A boronate prochelator built on a triazole framework for peroxide-triggered tridentate metal binding.

Iron chelating agents have the potential to minimize damage associated with oxidative stress in a range of diseases; however, this potential is countered by risks of indiscriminant metal binding or iron depletion in conditions not associated with systemic iron overload. Deferasirox is a chelator used clinically for iron overload, but also is cytotoxic to cells in culture. In order to test whether a prodrug version of deferasirox could minimize its cytotoxicity but retain its protective properties against iron-induced oxidative damage, we synthesized a prochelator that contains a self-immolative boronic ester masking group that is removed upon exposure to hydrogen peroxide to release the bis-hydroxyphenyltriazole ligand deferasirox.

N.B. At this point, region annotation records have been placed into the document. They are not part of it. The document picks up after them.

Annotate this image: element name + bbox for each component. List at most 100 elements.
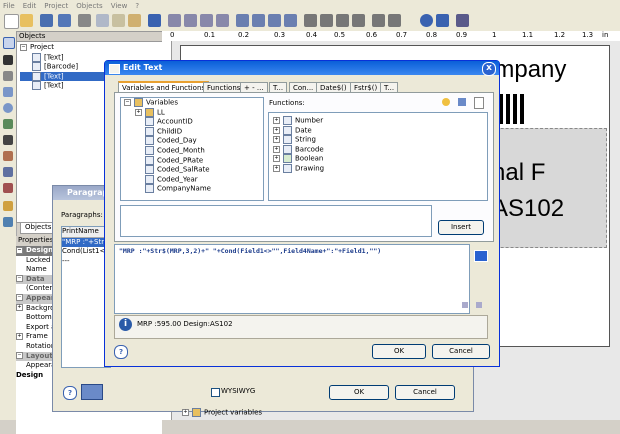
close-icon[interactable]: x (482, 62, 496, 76)
zoom-out-icon[interactable] (200, 14, 213, 27)
function-category[interactable]: + Barcode (273, 144, 483, 155)
align-left-icon[interactable] (304, 14, 317, 27)
paragraph-ok-button[interactable]: OK (329, 385, 389, 400)
text-variable-icon (145, 145, 154, 155)
functions-tree[interactable]: + Number + Date + String + Barcode + Boolean … (268, 112, 488, 201)
tree-item-variable[interactable]: AccountID (121, 117, 263, 127)
rectangle-tool-icon[interactable] (3, 87, 13, 97)
tree-item-variable[interactable]: Coded_Day (121, 136, 263, 146)
undo-icon[interactable] (148, 14, 161, 27)
menu-help[interactable]: ? (135, 2, 139, 10)
drawing-function-icon (283, 163, 292, 173)
print-preview-icon[interactable] (436, 14, 449, 27)
save-icon[interactable] (40, 14, 53, 27)
edit-text-cancel-button[interactable]: Cancel (432, 344, 490, 359)
ruler-label: 0.2 (238, 31, 250, 39)
help-icon[interactable]: ? (63, 386, 77, 400)
text-variable-icon (145, 165, 154, 175)
undo-small-icon[interactable] (462, 302, 468, 308)
cut-icon[interactable] (96, 14, 109, 27)
list-item[interactable]: --- (62, 257, 110, 267)
distribute-icon[interactable] (372, 14, 385, 27)
paste-icon[interactable] (128, 14, 141, 27)
redo-small-icon[interactable] (476, 302, 482, 308)
tree-node-variables[interactable]: − Variables (121, 98, 263, 108)
ellipse-tool-icon[interactable] (3, 103, 13, 113)
formula-editor[interactable]: "MRP :"+Str$(MRP,3,2)+" "+Cond(Field1<>"… (114, 244, 470, 314)
list-item[interactable]: Cond(List1<"N (62, 247, 110, 257)
menu-edit[interactable]: Edit (23, 2, 37, 10)
picture-tool-icon[interactable] (3, 119, 13, 129)
menu-view[interactable]: View (111, 2, 128, 10)
ruler-label: 0.4 (306, 31, 318, 39)
insert-button[interactable]: Insert (438, 220, 484, 235)
result-text: MRP :595.00 Design:AS102 (137, 320, 233, 328)
function-category[interactable]: + Date (273, 125, 483, 136)
ruler-label: 0 (170, 31, 175, 39)
function-category[interactable]: + Number (273, 116, 483, 126)
tree-item-variable[interactable]: ChildID (121, 126, 263, 137)
formula-text[interactable]: "MRP :"+Str$(MRP,3,2)+" "+Cond(Field1<>"… (115, 245, 469, 257)
barcode-object[interactable] (499, 94, 527, 124)
align-top-icon[interactable] (352, 14, 365, 27)
open-icon[interactable] (20, 14, 33, 27)
select-tool-icon[interactable] (3, 37, 15, 49)
find-icon[interactable] (168, 14, 181, 27)
text-object-icon (32, 71, 41, 81)
tree-item-variable[interactable]: Coded_Month (121, 145, 263, 156)
zoom-fit-icon[interactable] (216, 14, 229, 27)
project-variables-node[interactable]: + Project variables (182, 408, 262, 417)
align-center-icon[interactable] (320, 14, 333, 27)
help-icon[interactable] (420, 14, 433, 27)
new-icon[interactable] (4, 14, 19, 29)
help-icon[interactable]: ? (114, 345, 128, 359)
function-category[interactable]: + Drawing (273, 163, 483, 174)
layer-up-icon[interactable] (236, 14, 249, 27)
tab-objects[interactable]: Objects (20, 222, 57, 234)
save-all-icon[interactable] (58, 14, 71, 27)
tree-node-ll[interactable]: + LL (121, 107, 263, 118)
barcode-tool-icon[interactable] (3, 135, 13, 145)
print-icon[interactable] (78, 14, 91, 27)
copy-icon[interactable] (112, 14, 125, 27)
checkbox-tool-icon[interactable] (3, 201, 13, 211)
ruler-label: 0.3 (274, 31, 286, 39)
function-category[interactable]: + Boolean (273, 154, 483, 164)
edit-text-ok-button[interactable]: OK (372, 344, 426, 359)
ruler-label: 0.5 (334, 31, 346, 39)
layout-icon[interactable] (81, 384, 103, 400)
menu-project[interactable]: Project (44, 2, 68, 10)
tree-item-variable[interactable]: Coded_Year (121, 174, 263, 185)
grid-icon[interactable] (388, 14, 401, 27)
lightbulb-icon[interactable] (442, 98, 450, 106)
chart-tool-icon[interactable] (3, 167, 13, 177)
number-function-icon (283, 116, 292, 125)
string-function-icon (283, 135, 292, 145)
variables-tree[interactable]: − Variables + LL AccountID ChildID Coded_D… (120, 97, 264, 201)
layer-down-icon[interactable] (252, 14, 265, 27)
menu-file[interactable]: File (3, 2, 15, 10)
function-category[interactable]: + String (273, 135, 483, 145)
objects-tree-root[interactable]: − Project (20, 43, 160, 53)
form-tool-icon[interactable] (3, 183, 13, 193)
insert-arrow-icon[interactable] (458, 98, 466, 106)
expand-editor-icon[interactable] (474, 250, 488, 262)
align-right-icon[interactable] (336, 14, 349, 27)
wysiwyg-checkbox[interactable] (211, 388, 220, 397)
ole-tool-icon[interactable] (3, 217, 13, 227)
document-icon[interactable] (474, 97, 484, 109)
layer-bottom-icon[interactable] (284, 14, 297, 27)
tree-item-variable[interactable]: CompanyName (121, 184, 263, 194)
options-icon[interactable] (456, 14, 469, 27)
text-variable-icon (145, 174, 154, 184)
tree-item-variable[interactable]: Coded_PRate (121, 155, 263, 166)
menu-objects[interactable]: Objects (76, 2, 102, 10)
text-tool-icon[interactable] (3, 55, 13, 65)
layer-top-icon[interactable] (268, 14, 281, 27)
paragraph-cancel-button[interactable]: Cancel (395, 385, 455, 400)
table-tool-icon[interactable] (3, 151, 13, 161)
zoom-icon[interactable] (184, 14, 197, 27)
tree-item-variable[interactable]: Coded_SalRate (121, 165, 263, 175)
list-item-selected[interactable]: "MRP :"+Str$(MRP (62, 237, 110, 248)
line-tool-icon[interactable] (3, 71, 13, 81)
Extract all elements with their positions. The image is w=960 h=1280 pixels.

We present here the synthesis and characterization of this triazole-based, self-immolative prochelator: TIP (4-(5-(2-((4-boronobenzyl)oxy)phenyl)-3-(2-hydroxyphenyl)-1H-1,2,4-triazol-1-yl)benzoic acid). TIP does not coordinate to Fe(3+) and shows only weak affinity for Cu(2+) or Zn(2+), in stark contrast to deferasirox, which avidly binds all three metal ions. TIP converts efficiently in vitro upon reaction with hydrogen peroxide to deferasirox. In cell culture, TIP protects retinal pigment epithelial cells from death induced by hydrogen peroxide; however, TIP itself is more cytotoxic than deferasirox in unstressed cells. These results imply that the cytotoxicity of deferasirox may not derive exclusively from its iron withholding properties.